Kamis, 25 Juni 2026 | 11:06:14 WIB
Menteri Pertanian (Mentan) Andi Amran Sulaiman (FOTO: NET)

JAKARTA - Harga tandan buah segar (TBS) kelapa sawit belakangan ini sempat mengalami penurunan.

Penurunan nilai jual TBS ini terjadi di tengah lonjakan harga olahan minyak CPO serta menguatnya mata uang Dolar Amerika Serikat (AS).

Menteri Pertanian Andi Amran Sulaiman menyatakan bahwa kondisi harga TBS di level petani kini mulai membaik serta kembali stabil.

Ia bahkan menyebutkan nilai jual TBS memiliki peluang untuk tumbuh sebesar 10% dari periode sebelumnya.

Amran menyampaikan laporan itu secara langsung kepada Presiden Prabowo Subianto pada agenda Puncak Pekan Nasional Petani Nelayan XVII 2026 di Gorontalo, Rabu (24/6/2026).

"Kami laporkan, Bapak Presiden, TBS alhamdulillah sekarang sudah normal kembali, bila perlu naik 10% dari sebelumnya bapak presiden," ujar Amran dalam keterangan Badan Komunikasi Pemerintah (Bakom), Kamis (25/6/2026).

Pihak pemerintah menaruh perhatian serius terhadap merosotnya harga TBS tingkat petani sebab situasi itu tidak selaras dengan kenaikan harga minyak sawit mentah (CPO) global maupun penguatan kurs Dolar Amerika Serikat atas Rupiah.

Langkah taktis segera diambil oleh pihak Amran guna mengatasi persoalan jatuhnya harga TBS tersebut.

Ia segera melaksanakan serangkaian pertemuan dengan para pelaku industri, asosiasi, hingga perwakilan petani kelapa sawit.

Di samping itu, Amran menambahkan bahwa Kementerian Pertanian menjalin kemitraan bersama Kepolisian Negara Republik Indonesia guna mengaudit 274 korporasi yang dianggap belum menyelaraskan harga beli TBS petani dengan ketetapan pasar.

"Kenapa?

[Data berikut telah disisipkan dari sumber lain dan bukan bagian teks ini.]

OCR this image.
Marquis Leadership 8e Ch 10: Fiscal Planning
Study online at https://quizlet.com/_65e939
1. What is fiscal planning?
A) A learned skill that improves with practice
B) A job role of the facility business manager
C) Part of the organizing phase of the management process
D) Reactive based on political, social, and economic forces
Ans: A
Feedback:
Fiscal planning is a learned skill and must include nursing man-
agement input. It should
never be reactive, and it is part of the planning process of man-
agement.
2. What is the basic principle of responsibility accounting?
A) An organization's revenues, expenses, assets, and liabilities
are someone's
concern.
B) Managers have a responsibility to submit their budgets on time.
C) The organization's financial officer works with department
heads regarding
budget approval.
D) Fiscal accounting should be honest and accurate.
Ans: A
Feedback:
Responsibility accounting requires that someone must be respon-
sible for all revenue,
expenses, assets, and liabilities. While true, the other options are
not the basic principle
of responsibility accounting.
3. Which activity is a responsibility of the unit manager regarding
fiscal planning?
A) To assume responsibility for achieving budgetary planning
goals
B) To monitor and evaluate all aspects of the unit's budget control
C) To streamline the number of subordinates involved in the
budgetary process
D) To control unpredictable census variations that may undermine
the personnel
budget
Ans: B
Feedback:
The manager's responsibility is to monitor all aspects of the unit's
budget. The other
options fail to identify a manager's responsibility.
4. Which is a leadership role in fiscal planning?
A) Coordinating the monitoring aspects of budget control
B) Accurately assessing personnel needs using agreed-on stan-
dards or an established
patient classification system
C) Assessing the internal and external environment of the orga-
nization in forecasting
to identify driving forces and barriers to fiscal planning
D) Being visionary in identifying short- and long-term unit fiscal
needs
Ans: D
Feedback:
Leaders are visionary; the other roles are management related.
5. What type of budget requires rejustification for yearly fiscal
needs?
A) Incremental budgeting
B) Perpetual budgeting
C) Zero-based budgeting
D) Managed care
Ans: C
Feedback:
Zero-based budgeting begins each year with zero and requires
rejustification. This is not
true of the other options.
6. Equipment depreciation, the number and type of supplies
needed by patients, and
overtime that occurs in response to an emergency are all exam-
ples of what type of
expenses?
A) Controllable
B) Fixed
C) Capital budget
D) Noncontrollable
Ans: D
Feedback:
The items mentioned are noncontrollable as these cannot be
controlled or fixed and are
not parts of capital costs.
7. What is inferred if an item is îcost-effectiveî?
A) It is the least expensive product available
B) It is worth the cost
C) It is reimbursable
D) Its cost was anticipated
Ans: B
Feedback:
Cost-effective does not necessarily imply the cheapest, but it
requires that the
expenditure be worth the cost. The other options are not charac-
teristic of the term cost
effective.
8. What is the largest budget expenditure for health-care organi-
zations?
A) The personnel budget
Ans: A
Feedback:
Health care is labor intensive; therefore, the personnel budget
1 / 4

Karena harga CPO dunia naik, dan dengan Pak Kapolri kami kerja sama ada 274 (perusahaan) yang awalnya tidak menaikkan, jadi kami melakukan pemeriksaan," jelas Amran.

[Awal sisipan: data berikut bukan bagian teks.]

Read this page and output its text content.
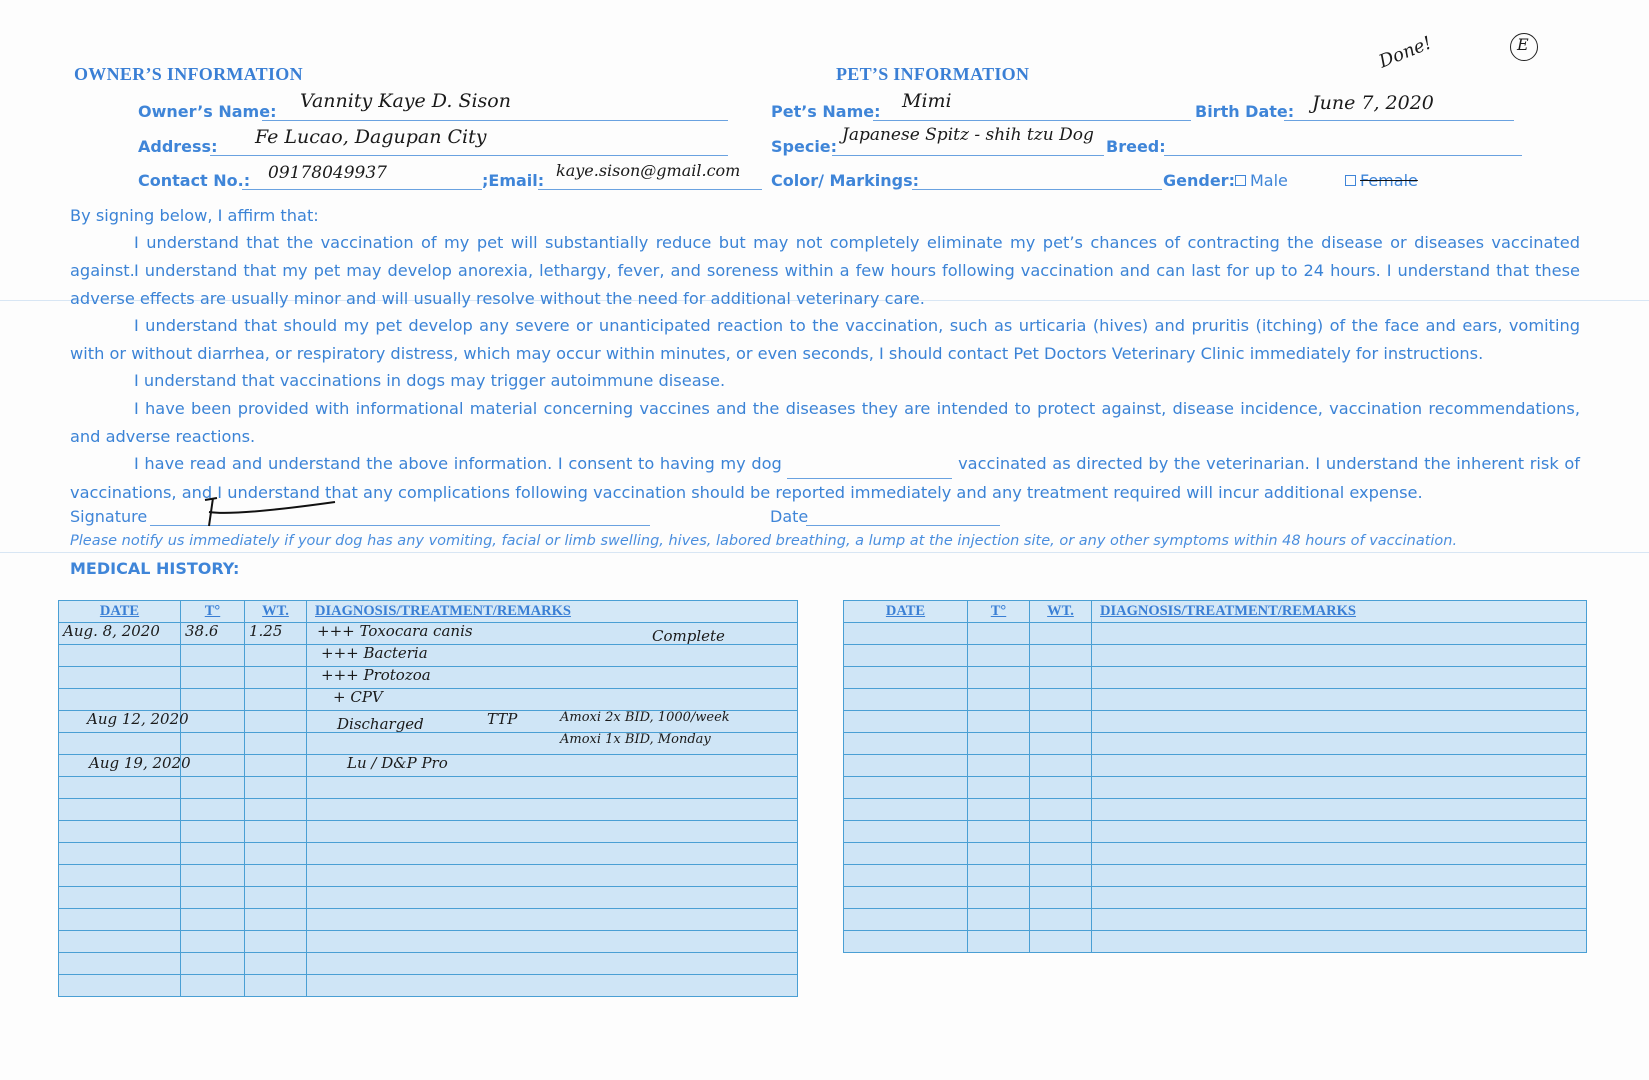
OWNER’S INFORMATION
Owner’s Name: Vannity Kaye D. Sison
Address: Fe Lucao, Dagupan City
Contact No.: 09178049937	;Email:
kaye.sison@gmail.com
PET’S INFORMATION
Pet’s Name: Mimi	Birth Date: June 7, 2020
Specie:
Japanese Spitz - shih tzu Dog
Breed:
Color/ Markings:	Gender: Male	Female
Done!	E
By signing below, I affirm that:
I understand that the vaccination of my pet will substantially reduce but may not completely eliminate my pet’s chances of contracting the disease or diseases vaccinated against. I understand that my pet may develop anorexia, lethargy, fever, and soreness within a few hours following vaccination and can last for up to 24 hours. I understand that these adverse effects are usually minor and will usually resolve without the need for additional veterinary care.
I understand that should my pet develop any severe or unanticipated reaction to the vaccination, such as urticaria (hives) and pruritis (itching) of the face and ears, vomiting with or without diarrhea, or respiratory distress, which may occur within minutes, or even seconds, I should contact Pet Doctors Veterinary Clinic immediately for instructions.
I understand that vaccinations in dogs may trigger autoimmune disease.
I have been provided with informational material concerning vaccines and the diseases they are intended to protect against, disease incidence, vaccination recommendations, and adverse reactions.
I have read and understand the above information. I consent to having my dog	vaccinated as directed by the veterinarian. I understand the inherent risk of vaccinations, and I understand that any complications following vaccination should be reported immediately and any treatment required will incur additional expense.
Signature	Date
Please notify us immediately if your dog has any vomiting, facial or limb swelling, hives, labored breathing, a lump at the injection site, or any other symptoms within 48 hours of vaccination.
MEDICAL HISTORY:
DATE	T°	WT.	DIAGNOSIS/TREATMENT/REMARKS

Aug. 8, 2020	38.6	1.25	+++ Toxocara canis Complete

			+++ Bacteria

			+++ Protozoa

			+ CPV

Aug 12, 2020			Discharged TTP Amoxi 2x BID, 1000/week

			Amoxi 1x BID, Monday

Aug 19, 2020			Lu / D&P Pro

DATE	T°	WT.	DIAGNOSIS/TREATMENT/REMARKS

Amran mewanti-wanti bahwa pemerintah sangat mengawasi pergerakan harga TBS petani karena berkomitmen melindungi mereka dari kerugian saat harga CPO global sedang menanjak.

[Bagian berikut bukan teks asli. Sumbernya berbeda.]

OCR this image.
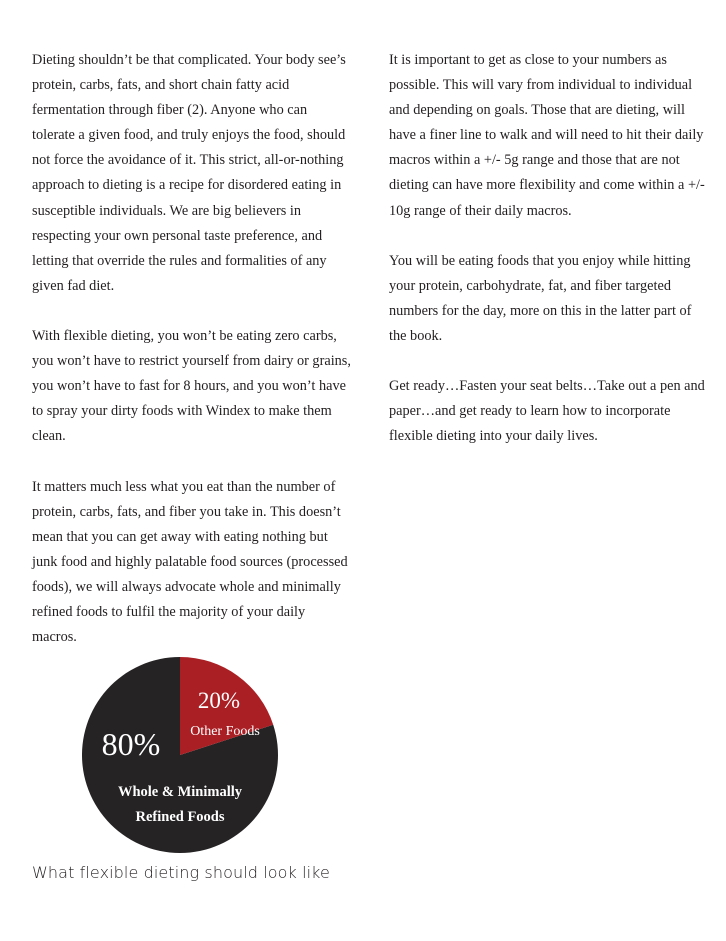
Dieting shouldn’t be that complicated. Your body see’s protein, carbs, fats, and short chain fatty acid fermentation through fiber (2). Anyone who can tolerate a given food, and truly enjoys the food, should not force the avoidance of it. This strict, all-or-nothing approach to dieting is a recipe for disordered eating in susceptible individuals. We are big believers in respecting your own personal taste preference, and letting that override the rules and formalities of any given fad diet.

With flexible dieting, you won’t be eating zero carbs, you won’t have to restrict yourself from dairy or grains, you won’t have to fast for 8 hours, and you won’t have to spray your dirty foods with Windex to make them clean.

It matters much less what you eat than the number of protein, carbs, fats, and fiber you take in. This doesn’t mean that you can get away with eating nothing but junk food and highly palatable food sources (processed foods), we will always advocate whole and minimally refined foods to fulfil the majority of your daily macros.

It is important to get as close to your numbers as possible. This will vary from individual to individual and depending on goals. Those that are dieting, will have a finer line to walk and will need to hit their daily macros within a +/- 5g range and those that are not dieting can have more flexibility and come within a +/- 10g range of their daily macros.

You will be eating foods that you enjoy while hitting your protein, carbohydrate, fat, and fiber targeted numbers for the day, more on this in the latter part of the book.

Get ready…Fasten your seat belts…Take out a pen and paper…and get ready to learn how to incorporate flexible dieting into your daily lives.

20%
Other Foods
80%
Whole & Minimally
Refined Foods
What flexible dieting should look like
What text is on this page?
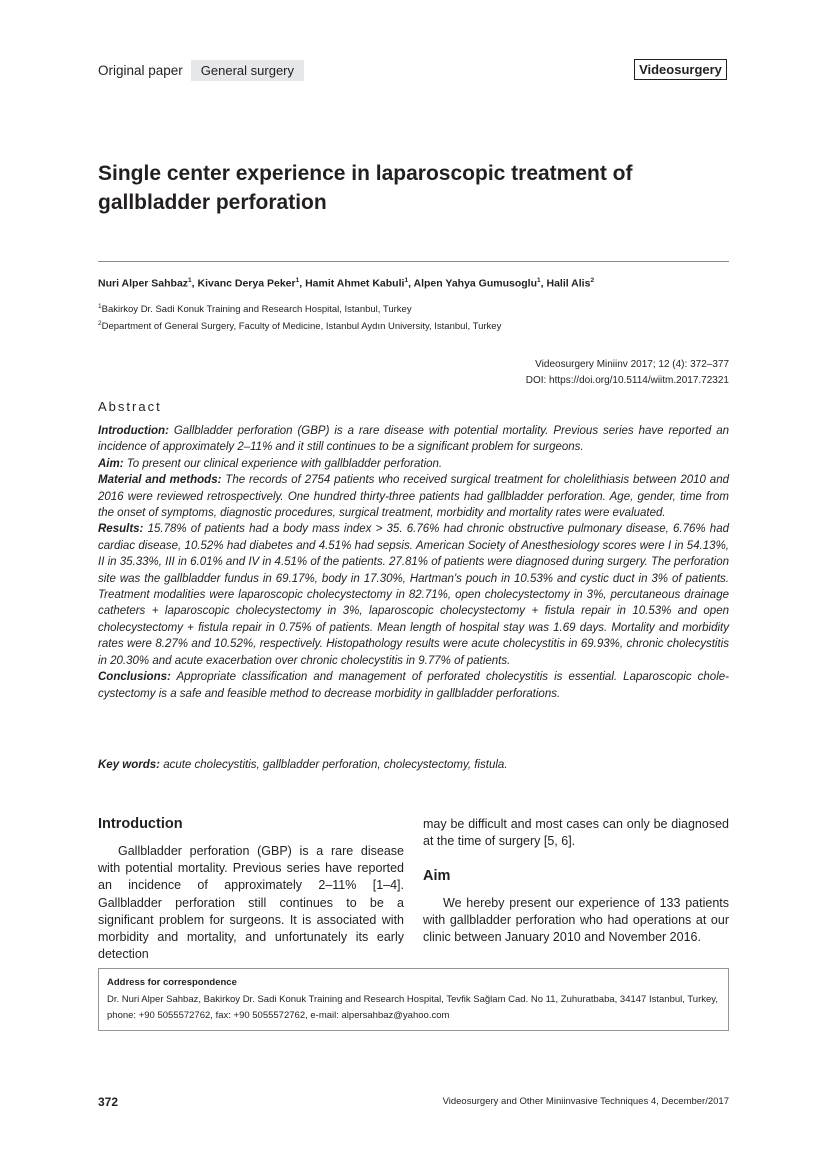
Original paper	General surgery	Videosurgery
Single center experience in laparoscopic treatment of gallbladder perforation
Nuri Alper Sahbaz$^1$, Kivanc Derya Peker$^1$, Hamit Ahmet Kabuli$^1$, Alpen Yahya Gumusoglu$^1$, Halil Alis$^2$
$^1$Bakirkoy Dr. Sadi Konuk Training and Research Hospital, Istanbul, Turkey
$^2$Department of General Surgery, Faculty of Medicine, Istanbul Aydın University, Istanbul, Turkey
Videosurgery Miniinv 2017; 12 (4): 372–377
DOI: https://doi.org/10.5114/wiitm.2017.72321
Abstract

Introduction: Gallbladder perforation (GBP) is a rare disease with potential mortality. Previous series have reported an incidence of approximately 2–11% and it still continues to be a significant problem for surgeons.

Aim: To present our clinical experience with gallbladder perforation.

Material and methods: The records of 2754 patients who received surgical treatment for cholelithiasis between 2010 and 2016 were reviewed retrospectively. One hundred thirty-three patients had gallbladder perforation. Age, gender, time from the onset of symptoms, diagnostic procedures, surgical treatment, morbidity and mortality rates were evaluated.

Results: 15.78% of patients had a body mass index > 35. 6.76% had chronic obstructive pulmonary disease, 6.76% had cardiac disease, 10.52% had diabetes and 4.51% had sepsis. American Society of Anesthesiology scores were I in 54.13%, II in 35.33%, III in 6.01% and IV in 4.51% of the patients. 27.81% of patients were diagnosed during surgery. The perforation site was the gallbladder fundus in 69.17%, body in 17.30%, Hartman's pouch in 10.53% and cystic duct in 3% of patients. Treatment modalities were laparoscopic cholecystectomy in 82.71%, open cholecystectomy in 3%, percutaneous drainage catheters + laparoscopic cholecystectomy in 3%, laparoscopic cholecystectomy + fistula repair in 10.53% and open cholecystectomy + fistula repair in 0.75% of patients. Mean length of hospital stay was 1.69 days. Mortality and morbidity rates were 8.27% and 10.52%, respectively. Histopathology results were acute cholecystitis in 69.93%, chronic cholecystitis in 20.30% and acute exacerbation over chronic cholecystitis in 9.77% of patients.

Conclusions: Appropriate classification and management of perforated cholecystitis is essential. Laparoscopic chole-cystectomy is a safe and feasible method to decrease morbidity in gallbladder perforations.

Key words: acute cholecystitis, gallbladder perforation, cholecystectomy, fistula.
Introduction
Gallbladder perforation (GBP) is a rare disease with potential mortality. Previous series have reported an incidence of approximately 2–11% [1–4]. Gallbladder perforation still continues to be a significant problem for surgeons. It is associated with morbidity and mortality, and unfortunately its early detection
may be difficult and most cases can only be diagnosed at the time of surgery [5, 6].
Aim
We hereby present our experience of 133 patients with gallbladder perforation who had operations at our clinic between January 2010 and November 2016.
Address for correspondence
Dr. Nuri Alper Sahbaz, Bakirkoy Dr. Sadi Konuk Training and Research Hospital, Tevfik Sağlam Cad. No 11, Zuhuratbaba, 34147 Istanbul, Turkey, phone: +90 5055572762, fax: +90 5055572762, e-mail: alpersahbaz@yahoo.com
372	Videosurgery and Other Miniinvasive Techniques 4, December/2017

Terlebih lagi, saat ini diperkirakan ada sekitar 15 juta jiwa yang menyandarkan penghidupannya pada industri kelapa sawit.

Pada momen tersebut, Amran turut memaparkan beberapa keberhasilan di sektor pertanian sepanjang masa kepemimpinan Prabowo.

Salah satu di antaranya ialah mengenai harga pupuk yang diklaim telah menyusut sekitar 20%.

Amran pun mengutarakan bahwa taraf hidup petani menunjukkan tren positif yang dibuktikan oleh kenaikan Nilai Tukar Petani (NTP).

Ia membeberkan bahwa angka NTP pada Mei 2026 telah menyentuh level 127, yang menjadi rekor tertinggi dalam kurun waktu 34 tahun belakangan.